Since then Haskins has pretty much stuck to weed-patch towns, not far from coyotes and other good hunting. He played for an industrial team in Artesia, N. Mex. for three years, and then got started coaching in Benjamin, Texas, a town with one traffic signal and lots of dust. He coached boys' basketball, girls' basketball, six-man football and drove one of those yellow school buses each morning and afternoon along bumpy farm-to-market roads.
After one year he moved to Hedley, Texas, continued driving a bus and had a 114-24 record in four years of boys' basketball. He had similar results in Dumas, Texas and might have been all the way up to a town the size of Big Spring if Texas Western had not hired him in 1961. In El Paso he promptly led the Miners to their best record in history, 18-6, and developed the school's first All-America, Jim (Bad News) Barnes, now with the Baltimore Bullets.
When his current team went off to cram for finals, some critics took note of its 12-0 record and scoffed, pointing out that Texas Western had stayed comfortably at home to beat Eastern New Mexico, East Texas State, Pan-American, Weber State, Fresno State twice, Loyola of New Orleans, Iowa, Tulsa and Seattle. South Dakota and Nevada were beaten on a neutral court. The Miners were sixth in both wire-service polls and, because of mostly easy opposition and no road games, did not deserve to be higher—yet.
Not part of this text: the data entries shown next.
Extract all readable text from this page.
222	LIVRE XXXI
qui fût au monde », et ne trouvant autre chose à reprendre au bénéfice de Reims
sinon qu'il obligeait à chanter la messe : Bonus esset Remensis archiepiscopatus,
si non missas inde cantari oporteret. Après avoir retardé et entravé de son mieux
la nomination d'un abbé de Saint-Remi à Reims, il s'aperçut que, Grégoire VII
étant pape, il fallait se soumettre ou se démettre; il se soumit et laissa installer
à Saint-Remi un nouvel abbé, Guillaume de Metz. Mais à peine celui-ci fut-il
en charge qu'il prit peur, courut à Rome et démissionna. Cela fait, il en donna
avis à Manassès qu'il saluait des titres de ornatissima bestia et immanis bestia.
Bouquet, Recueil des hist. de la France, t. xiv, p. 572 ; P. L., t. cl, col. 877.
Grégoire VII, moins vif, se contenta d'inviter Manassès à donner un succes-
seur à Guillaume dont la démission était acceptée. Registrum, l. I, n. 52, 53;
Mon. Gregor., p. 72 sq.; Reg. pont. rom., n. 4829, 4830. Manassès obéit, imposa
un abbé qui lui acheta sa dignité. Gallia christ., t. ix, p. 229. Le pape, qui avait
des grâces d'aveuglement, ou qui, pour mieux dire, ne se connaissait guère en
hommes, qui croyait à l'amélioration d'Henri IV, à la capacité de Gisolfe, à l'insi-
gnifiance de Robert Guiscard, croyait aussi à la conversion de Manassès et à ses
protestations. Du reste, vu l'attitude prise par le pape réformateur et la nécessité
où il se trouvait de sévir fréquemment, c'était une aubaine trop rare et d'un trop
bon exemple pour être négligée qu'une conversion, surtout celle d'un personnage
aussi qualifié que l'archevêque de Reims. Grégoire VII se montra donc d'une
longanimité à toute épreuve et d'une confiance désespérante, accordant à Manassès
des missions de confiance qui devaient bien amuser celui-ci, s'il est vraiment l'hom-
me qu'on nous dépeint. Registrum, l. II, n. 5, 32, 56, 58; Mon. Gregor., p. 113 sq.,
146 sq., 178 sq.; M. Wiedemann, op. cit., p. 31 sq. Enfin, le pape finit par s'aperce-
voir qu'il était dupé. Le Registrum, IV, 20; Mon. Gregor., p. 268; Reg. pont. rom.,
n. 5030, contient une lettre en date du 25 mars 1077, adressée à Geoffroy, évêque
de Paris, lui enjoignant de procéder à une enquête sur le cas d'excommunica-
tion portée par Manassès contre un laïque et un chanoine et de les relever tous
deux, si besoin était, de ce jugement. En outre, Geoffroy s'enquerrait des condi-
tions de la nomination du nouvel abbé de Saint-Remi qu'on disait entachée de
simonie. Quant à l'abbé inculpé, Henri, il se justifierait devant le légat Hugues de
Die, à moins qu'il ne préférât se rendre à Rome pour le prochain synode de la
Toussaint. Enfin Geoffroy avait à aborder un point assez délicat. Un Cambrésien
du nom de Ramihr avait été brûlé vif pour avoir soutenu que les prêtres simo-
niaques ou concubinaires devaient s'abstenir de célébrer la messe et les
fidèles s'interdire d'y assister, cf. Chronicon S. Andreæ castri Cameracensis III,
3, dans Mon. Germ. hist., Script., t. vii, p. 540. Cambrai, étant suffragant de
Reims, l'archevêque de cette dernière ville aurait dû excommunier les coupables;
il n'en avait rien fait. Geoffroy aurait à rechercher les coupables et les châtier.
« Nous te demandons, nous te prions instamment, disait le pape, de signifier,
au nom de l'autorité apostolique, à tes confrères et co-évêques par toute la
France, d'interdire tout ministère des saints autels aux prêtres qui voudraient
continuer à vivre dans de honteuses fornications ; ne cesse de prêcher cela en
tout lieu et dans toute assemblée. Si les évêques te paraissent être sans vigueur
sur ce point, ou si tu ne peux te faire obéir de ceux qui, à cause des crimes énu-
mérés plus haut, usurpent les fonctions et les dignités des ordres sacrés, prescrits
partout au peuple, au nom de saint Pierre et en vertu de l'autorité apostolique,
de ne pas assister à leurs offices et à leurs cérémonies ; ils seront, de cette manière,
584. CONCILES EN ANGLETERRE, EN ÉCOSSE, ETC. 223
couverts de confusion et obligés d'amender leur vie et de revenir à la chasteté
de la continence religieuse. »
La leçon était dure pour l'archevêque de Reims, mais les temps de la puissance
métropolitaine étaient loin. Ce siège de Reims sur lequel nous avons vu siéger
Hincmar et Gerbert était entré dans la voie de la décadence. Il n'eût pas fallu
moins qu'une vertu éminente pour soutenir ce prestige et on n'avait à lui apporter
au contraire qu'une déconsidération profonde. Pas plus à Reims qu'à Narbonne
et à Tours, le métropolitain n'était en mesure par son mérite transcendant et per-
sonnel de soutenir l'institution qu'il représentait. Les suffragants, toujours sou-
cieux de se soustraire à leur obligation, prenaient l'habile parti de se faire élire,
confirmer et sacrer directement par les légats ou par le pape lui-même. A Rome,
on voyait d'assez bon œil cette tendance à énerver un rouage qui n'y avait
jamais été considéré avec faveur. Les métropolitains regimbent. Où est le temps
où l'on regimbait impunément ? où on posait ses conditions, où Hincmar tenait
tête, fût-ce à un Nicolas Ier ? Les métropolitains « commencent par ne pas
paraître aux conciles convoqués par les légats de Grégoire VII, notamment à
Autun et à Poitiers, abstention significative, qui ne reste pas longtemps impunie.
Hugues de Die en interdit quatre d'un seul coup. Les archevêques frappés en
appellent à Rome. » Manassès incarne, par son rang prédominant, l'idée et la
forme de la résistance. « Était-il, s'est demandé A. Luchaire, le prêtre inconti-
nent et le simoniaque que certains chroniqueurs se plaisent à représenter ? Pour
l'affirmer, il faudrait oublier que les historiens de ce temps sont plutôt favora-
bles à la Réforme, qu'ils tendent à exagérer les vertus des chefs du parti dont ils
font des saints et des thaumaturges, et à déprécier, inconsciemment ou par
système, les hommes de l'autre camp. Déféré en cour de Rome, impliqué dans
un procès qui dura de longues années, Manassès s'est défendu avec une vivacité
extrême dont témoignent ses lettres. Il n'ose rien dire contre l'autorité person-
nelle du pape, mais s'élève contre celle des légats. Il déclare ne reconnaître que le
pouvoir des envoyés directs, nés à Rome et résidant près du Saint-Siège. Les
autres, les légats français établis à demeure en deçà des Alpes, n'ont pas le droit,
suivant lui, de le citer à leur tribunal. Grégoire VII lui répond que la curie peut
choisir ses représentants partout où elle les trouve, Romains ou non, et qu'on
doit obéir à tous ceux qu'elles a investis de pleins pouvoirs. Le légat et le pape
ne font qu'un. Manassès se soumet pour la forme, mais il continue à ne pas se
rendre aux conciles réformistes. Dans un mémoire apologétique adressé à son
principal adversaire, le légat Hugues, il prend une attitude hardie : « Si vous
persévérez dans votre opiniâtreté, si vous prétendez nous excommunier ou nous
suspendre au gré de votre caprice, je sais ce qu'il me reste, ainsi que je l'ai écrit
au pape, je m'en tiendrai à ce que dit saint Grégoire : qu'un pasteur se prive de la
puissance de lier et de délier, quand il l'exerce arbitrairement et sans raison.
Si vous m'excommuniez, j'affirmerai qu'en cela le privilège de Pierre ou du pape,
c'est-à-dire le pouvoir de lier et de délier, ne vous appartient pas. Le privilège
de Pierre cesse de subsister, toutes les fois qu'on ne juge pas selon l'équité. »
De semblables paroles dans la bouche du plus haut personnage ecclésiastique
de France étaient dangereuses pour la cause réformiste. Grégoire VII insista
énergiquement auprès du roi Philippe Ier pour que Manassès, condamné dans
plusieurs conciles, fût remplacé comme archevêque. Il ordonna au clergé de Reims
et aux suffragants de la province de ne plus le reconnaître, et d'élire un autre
Back from finals they came to face the first real road opponent, Arizona Stale, which had downed mighty Michigan in a game on the Pacific coast.
"I really do feel this is the best I've ever had," said Haskins, with his Oklahoma-Texas twang. "But right now we're terrible, mostly because of the layoff. Under the circumstances, I'd have to say we will be very lucky to win against Arizona State."
One circumstance Haskins hated was his record in Tempe—no wins in five tries. Rooters in the little Sun Devil gymnasium wanted to continue the tradition. They posted signs saying MINERS MAKE BAD PROSPECTS and SHAFT THE MINERS. Texas Western's Willie Worsley, only 5 feet 6 according to the school sports publicist but 5 feet 9 by his own exaggerated reckoning, entertained the crowd by trying to defy gravity and dunk the ball during warmup drills. He barely missed three times and gave up. One who did it easily was David Lattin, a 6-foot-7, 240-pound sophomore from Houston. Lattin started school at Tennessee State but left for "personal reasons" in his first quarter and showed up at Texas Western. He has the potential to be another Jim Barnes, but he is lazy. ("Bend your back, Lattin, get some character," Haskins screams in practice.) Perhaps he spends too much time on his El Paso FM radio show, The Big D Jazz Session. To punish Big D, Haskins started a less-talented player in Tempe.